L’horreur, la vraie 

Cet été, les films d’horreur étaient très à la mode : Bring her back, Conjuring, Souviens-toi… l’été dernier… Mais avec La Disparition de Josef Mengele Kirill Sereberennikov nous embarque dans quelque chose de bien plus terrifiant encore, car ce qu’il dépeint, aussi inconcevable soit-il, a réellement existé. Un film bien souvent insoutenable, à plusieurs égards. D’abord, il faut parler de la présence presque constante d’August Diehl, qui incarne Josef Mengele, à l’écran. Figure centrale du récit, on perçoit toutes ses émotions : la peur et la paranoïa grandissante, la volonté qu’on le laisse finir sa vie tranquille, l’énervement face à l’éducation proférée par la famille qui l’accueille au Paraguay, ou encore la colère à l’encontre de son fils… Une scène marquante demeure sans doute celle où il fait la liste de ses collègues nazis qui ont effectué des expérimentations à Auschwitz et ailleurs, qu’il considère comme bien pires que les siennes.
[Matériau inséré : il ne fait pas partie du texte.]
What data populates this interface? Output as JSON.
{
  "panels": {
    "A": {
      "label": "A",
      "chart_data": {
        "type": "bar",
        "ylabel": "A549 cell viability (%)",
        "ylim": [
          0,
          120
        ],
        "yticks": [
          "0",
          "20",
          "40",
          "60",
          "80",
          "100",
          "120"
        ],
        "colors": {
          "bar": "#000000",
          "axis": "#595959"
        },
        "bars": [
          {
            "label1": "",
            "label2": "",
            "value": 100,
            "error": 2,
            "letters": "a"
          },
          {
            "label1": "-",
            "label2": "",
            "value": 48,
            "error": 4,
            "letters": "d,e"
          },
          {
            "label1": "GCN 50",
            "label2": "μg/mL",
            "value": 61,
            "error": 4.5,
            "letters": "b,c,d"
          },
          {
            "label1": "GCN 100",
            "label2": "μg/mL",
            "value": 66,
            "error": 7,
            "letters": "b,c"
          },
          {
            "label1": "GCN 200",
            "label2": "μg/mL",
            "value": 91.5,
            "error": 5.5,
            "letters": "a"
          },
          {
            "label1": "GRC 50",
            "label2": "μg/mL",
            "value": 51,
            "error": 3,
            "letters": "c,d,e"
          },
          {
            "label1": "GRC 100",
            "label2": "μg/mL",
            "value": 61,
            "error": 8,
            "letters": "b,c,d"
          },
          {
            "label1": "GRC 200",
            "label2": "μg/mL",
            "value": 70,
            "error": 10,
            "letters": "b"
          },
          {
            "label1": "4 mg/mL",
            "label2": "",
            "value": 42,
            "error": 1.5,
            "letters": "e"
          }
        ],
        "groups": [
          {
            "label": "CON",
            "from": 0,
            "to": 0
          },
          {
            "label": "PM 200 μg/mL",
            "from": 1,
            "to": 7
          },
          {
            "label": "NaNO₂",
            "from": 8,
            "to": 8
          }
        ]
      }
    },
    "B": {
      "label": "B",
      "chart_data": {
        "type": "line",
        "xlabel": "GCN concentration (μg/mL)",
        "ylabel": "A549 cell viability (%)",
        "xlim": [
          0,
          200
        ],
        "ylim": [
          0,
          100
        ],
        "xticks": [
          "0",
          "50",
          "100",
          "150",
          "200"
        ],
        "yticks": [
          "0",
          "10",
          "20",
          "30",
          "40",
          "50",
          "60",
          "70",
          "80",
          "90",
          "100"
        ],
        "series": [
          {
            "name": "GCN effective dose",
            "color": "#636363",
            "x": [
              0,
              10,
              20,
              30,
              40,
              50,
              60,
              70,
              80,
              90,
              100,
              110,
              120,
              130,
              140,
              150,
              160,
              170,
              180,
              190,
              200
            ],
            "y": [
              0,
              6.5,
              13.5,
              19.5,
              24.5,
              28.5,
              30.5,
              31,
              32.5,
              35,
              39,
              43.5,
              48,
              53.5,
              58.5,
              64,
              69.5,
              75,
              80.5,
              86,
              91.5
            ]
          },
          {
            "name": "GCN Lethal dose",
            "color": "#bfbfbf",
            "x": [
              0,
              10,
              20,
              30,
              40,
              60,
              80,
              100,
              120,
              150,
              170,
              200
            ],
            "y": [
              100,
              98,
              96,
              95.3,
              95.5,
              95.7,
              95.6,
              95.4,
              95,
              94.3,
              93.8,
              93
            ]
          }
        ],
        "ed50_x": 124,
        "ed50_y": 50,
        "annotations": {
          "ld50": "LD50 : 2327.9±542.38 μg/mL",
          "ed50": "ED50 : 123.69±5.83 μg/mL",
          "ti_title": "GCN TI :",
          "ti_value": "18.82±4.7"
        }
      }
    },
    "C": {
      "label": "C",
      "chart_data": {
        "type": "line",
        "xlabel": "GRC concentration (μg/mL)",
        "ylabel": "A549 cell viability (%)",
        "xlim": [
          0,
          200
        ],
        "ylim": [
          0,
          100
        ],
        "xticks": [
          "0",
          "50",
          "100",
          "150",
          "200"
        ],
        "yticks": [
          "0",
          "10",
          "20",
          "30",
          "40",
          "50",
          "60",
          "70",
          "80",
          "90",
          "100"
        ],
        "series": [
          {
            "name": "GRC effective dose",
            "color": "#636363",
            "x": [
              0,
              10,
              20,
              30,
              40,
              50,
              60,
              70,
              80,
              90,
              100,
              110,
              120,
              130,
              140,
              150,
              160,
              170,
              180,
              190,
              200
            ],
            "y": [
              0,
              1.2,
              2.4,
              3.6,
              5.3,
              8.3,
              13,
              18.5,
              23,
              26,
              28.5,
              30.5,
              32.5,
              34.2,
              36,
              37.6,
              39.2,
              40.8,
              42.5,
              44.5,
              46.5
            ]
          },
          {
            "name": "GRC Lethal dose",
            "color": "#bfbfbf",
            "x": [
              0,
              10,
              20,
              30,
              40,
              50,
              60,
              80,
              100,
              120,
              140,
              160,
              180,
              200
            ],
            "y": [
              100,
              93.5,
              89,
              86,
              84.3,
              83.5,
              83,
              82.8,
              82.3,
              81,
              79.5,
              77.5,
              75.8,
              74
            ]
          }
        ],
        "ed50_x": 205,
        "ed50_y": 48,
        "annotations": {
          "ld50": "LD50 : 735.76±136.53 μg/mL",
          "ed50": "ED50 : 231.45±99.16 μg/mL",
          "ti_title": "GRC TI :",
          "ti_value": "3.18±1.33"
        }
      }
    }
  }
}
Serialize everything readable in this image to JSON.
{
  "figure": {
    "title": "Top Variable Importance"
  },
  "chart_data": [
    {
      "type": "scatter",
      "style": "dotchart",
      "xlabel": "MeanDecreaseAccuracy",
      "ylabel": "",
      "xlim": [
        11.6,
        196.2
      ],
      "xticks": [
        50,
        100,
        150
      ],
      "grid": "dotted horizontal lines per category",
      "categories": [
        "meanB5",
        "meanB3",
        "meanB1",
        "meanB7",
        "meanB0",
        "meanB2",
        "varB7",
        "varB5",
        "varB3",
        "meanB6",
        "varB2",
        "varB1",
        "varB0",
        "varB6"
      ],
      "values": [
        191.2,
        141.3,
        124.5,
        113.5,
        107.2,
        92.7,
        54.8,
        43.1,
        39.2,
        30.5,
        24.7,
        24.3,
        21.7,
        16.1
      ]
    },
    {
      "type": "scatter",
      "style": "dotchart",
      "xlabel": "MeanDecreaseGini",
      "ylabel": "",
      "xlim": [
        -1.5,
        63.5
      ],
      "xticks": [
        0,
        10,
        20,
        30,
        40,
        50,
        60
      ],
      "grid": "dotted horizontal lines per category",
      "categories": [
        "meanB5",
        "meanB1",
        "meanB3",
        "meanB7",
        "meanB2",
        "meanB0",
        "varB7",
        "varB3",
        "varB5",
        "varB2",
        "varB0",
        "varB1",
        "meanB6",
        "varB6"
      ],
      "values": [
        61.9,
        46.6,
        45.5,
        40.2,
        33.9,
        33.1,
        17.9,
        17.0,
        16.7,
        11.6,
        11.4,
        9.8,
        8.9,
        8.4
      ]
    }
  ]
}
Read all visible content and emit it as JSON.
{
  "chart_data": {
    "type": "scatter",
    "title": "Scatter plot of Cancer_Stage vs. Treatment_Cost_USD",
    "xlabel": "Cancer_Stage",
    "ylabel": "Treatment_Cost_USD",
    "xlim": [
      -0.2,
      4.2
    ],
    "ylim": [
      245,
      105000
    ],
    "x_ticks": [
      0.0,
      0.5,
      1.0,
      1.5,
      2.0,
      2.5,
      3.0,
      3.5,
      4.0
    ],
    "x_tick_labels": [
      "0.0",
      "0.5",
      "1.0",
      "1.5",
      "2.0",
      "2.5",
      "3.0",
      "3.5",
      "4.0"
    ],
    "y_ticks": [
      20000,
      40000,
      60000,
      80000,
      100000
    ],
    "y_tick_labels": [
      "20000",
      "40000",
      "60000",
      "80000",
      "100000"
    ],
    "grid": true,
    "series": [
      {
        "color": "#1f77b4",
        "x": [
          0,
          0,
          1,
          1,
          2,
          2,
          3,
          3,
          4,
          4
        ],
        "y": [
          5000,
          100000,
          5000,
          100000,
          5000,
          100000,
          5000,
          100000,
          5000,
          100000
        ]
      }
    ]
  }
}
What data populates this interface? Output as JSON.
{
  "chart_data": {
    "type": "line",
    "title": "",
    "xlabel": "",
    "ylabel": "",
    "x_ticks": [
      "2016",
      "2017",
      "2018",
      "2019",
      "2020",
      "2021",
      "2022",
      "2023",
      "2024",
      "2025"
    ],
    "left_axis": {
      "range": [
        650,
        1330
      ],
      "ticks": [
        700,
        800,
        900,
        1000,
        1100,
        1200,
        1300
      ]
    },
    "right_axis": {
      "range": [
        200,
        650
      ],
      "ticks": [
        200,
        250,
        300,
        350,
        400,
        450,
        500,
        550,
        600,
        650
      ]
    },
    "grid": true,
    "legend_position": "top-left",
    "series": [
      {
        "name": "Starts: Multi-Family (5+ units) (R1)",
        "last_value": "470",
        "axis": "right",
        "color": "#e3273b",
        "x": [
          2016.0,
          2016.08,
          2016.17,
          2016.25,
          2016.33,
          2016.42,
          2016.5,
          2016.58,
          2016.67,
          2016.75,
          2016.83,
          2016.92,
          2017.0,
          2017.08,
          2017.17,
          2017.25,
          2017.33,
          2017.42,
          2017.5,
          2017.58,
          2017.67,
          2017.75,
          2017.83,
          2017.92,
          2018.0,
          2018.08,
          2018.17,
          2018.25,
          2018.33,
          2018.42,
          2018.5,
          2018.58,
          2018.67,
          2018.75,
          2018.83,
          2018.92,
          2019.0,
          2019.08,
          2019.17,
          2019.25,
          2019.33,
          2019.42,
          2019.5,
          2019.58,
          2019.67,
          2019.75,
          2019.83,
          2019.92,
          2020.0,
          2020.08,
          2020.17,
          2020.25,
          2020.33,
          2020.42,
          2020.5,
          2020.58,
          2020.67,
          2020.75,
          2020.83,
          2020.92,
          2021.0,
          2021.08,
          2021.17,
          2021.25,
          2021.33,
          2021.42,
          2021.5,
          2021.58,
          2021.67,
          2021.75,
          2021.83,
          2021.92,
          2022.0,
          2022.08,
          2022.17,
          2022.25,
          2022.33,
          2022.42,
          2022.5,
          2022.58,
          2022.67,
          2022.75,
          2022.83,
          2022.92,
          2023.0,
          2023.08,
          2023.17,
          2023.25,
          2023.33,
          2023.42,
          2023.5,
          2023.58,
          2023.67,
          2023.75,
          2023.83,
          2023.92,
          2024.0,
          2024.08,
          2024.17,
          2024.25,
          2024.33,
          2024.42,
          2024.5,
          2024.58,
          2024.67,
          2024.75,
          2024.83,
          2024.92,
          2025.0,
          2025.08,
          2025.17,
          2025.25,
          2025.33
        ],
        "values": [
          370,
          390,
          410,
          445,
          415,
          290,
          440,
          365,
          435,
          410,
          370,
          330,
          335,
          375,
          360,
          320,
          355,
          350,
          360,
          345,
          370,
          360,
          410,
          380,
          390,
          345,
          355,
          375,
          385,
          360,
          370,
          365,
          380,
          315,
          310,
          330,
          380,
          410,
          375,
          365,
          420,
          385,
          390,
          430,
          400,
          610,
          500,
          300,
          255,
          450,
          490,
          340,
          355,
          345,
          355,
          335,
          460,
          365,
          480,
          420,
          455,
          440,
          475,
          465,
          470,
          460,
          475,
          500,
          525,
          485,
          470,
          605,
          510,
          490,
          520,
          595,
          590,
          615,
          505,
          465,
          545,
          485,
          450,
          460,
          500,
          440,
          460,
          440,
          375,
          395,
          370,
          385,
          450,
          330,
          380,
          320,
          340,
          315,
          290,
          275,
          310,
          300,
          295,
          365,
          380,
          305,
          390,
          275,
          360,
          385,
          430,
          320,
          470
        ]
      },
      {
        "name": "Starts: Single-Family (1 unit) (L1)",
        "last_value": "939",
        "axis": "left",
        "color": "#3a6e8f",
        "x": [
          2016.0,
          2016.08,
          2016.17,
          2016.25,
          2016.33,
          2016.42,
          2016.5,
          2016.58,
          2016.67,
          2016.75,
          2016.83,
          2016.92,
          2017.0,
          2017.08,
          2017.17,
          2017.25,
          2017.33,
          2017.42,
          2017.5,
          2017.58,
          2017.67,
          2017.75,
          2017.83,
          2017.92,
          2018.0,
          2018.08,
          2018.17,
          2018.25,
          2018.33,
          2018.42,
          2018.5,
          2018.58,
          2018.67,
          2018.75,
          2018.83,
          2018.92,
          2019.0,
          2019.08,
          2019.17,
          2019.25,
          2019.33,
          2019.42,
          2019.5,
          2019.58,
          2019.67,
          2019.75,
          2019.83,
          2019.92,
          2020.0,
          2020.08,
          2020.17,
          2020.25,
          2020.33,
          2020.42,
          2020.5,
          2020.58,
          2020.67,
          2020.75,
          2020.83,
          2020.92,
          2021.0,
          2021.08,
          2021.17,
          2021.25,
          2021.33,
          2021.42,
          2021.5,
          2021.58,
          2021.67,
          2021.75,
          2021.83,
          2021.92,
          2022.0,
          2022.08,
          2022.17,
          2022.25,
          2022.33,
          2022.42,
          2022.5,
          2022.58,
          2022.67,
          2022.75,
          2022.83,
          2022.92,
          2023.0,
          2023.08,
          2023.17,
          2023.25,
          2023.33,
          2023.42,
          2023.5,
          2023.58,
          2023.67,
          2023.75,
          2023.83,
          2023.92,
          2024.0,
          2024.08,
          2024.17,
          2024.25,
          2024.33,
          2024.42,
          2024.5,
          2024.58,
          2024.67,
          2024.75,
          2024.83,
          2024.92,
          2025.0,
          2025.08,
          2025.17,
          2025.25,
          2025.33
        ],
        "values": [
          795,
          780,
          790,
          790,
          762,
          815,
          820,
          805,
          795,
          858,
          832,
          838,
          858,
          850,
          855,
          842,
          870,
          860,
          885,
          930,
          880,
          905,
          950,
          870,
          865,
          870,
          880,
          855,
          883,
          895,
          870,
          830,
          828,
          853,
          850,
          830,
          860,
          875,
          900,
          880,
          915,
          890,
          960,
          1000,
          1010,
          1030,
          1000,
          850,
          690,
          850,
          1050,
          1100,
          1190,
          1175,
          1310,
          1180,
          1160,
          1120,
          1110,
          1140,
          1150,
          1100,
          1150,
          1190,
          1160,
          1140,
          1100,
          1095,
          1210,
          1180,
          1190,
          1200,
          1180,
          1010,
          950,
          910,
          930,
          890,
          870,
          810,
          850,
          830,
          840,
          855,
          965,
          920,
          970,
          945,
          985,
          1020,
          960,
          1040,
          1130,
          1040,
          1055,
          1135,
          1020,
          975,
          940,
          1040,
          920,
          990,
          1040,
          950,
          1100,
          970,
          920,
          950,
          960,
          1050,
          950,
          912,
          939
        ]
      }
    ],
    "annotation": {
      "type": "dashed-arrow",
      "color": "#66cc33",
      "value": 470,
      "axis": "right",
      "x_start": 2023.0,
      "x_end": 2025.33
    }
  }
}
Et pourtant, c’est lui qu’on a surnommé « l’Ange de la Mort ». Tous ces passages, emplis d’émotions, pourraient tendre à lui redonner une certaine humanité. Il n’en est rien, et c’est même l’effet inverse – recherché par le réalisateur – qui se produit : aucune pitié ni compassion ne nous traverse l’esprit, face à cet homme qui ne reconnaît aucun de ses torts et assume pleinement tout ce qu’il a fait, au nom de l’idéologie nazie.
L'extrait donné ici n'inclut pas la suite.